When it comes to risks, Medical Properties Trust has too many to name. Besides their largest and most troubled tenant, Steward, many may have forgotten about their tenant issues with Prospect Medical Holdings. The REIT entered into a recapitalization plan to defer rent payments until June.

While they were current on all rent and interest as of the fourth quarter, with interest rates likely remaining higher for longer, this may continue to put stress on Prospect, making it harder to remain current on rent payments. If so, this will certainly impact MPW’s financials in the coming quarters, and ultimately force them to cut or eliminate the dividend in the foreseeable future. This, along with their tenant troubles is something I will be keeping a close eye on going forward.

Bottom Line

MPW faced a lot of headwinds in 2023 with tenants Steward Health and Prospect Medical Holdings. Here we are in 2024 and these continue on. The REIT has been making a concerted effort to improve its liquidity to satisfy upcoming debt maturities and plans to reach $2 billion of allocated capital in 2024. One way to achieve this may be to make the decision to eliminate the dividend or cut again which I think is a high probability.

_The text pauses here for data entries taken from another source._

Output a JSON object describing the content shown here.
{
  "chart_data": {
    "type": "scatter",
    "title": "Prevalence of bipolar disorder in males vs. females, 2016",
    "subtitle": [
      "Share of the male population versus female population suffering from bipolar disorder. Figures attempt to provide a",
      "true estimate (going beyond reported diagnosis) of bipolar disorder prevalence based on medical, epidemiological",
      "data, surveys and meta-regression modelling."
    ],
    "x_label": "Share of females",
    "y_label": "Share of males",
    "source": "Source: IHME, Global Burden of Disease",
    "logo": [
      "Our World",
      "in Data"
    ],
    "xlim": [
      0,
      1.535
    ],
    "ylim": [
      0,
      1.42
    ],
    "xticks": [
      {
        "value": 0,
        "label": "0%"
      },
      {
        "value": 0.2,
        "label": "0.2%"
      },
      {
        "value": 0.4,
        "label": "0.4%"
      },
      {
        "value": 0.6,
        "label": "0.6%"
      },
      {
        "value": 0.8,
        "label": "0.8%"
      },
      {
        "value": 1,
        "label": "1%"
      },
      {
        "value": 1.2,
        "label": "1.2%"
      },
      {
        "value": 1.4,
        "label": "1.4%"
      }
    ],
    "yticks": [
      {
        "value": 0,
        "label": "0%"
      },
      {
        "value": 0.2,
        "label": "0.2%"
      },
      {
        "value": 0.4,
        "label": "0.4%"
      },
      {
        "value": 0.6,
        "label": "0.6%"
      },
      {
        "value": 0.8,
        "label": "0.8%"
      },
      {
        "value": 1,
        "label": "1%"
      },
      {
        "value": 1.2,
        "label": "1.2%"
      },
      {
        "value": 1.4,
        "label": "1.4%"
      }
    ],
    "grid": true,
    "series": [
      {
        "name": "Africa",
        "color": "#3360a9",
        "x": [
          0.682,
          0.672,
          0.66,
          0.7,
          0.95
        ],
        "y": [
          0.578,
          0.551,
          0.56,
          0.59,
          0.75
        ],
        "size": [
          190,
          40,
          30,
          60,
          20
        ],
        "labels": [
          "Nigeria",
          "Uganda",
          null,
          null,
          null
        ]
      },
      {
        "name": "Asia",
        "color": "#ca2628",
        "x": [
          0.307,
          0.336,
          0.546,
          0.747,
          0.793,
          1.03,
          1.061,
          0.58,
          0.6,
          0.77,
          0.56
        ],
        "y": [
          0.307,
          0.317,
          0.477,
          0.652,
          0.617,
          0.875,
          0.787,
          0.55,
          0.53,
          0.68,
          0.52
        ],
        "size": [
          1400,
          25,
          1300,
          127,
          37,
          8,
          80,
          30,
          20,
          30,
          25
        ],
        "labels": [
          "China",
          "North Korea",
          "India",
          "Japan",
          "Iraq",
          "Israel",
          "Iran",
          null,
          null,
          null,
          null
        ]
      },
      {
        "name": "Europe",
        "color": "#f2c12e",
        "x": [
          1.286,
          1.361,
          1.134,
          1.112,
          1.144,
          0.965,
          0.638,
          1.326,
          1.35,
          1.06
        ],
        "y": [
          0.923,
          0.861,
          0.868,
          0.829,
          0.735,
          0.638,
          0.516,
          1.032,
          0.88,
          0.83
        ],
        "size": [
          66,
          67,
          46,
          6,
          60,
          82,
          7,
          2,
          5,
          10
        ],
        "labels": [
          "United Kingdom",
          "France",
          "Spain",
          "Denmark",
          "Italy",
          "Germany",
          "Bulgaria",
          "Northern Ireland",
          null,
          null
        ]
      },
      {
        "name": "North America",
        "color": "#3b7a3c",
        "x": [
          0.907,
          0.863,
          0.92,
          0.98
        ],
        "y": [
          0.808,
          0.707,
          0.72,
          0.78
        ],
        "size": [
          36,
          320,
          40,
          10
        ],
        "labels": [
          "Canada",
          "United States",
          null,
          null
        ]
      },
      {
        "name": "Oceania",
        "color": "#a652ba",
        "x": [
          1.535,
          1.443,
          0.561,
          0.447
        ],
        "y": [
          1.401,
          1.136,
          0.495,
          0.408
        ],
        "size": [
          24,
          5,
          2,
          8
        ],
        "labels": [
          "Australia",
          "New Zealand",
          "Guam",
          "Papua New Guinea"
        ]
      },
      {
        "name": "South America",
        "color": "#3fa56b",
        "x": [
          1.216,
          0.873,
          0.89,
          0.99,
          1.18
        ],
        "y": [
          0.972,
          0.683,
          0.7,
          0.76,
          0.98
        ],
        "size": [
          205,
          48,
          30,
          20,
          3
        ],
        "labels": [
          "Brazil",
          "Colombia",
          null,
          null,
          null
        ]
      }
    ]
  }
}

Additionally, their net debt-to-EBITDA has continued to climb year-over-year to 6.9x, and with rates likely to remain higher for longer, this will only continue to place more downward pressure on the company going forward. Due to their continued headwinds, vagueness from management on the company’s future going forward, and highly leveraged balance sheet, I continue to rate the REIT a strong sell and one investors should avoid.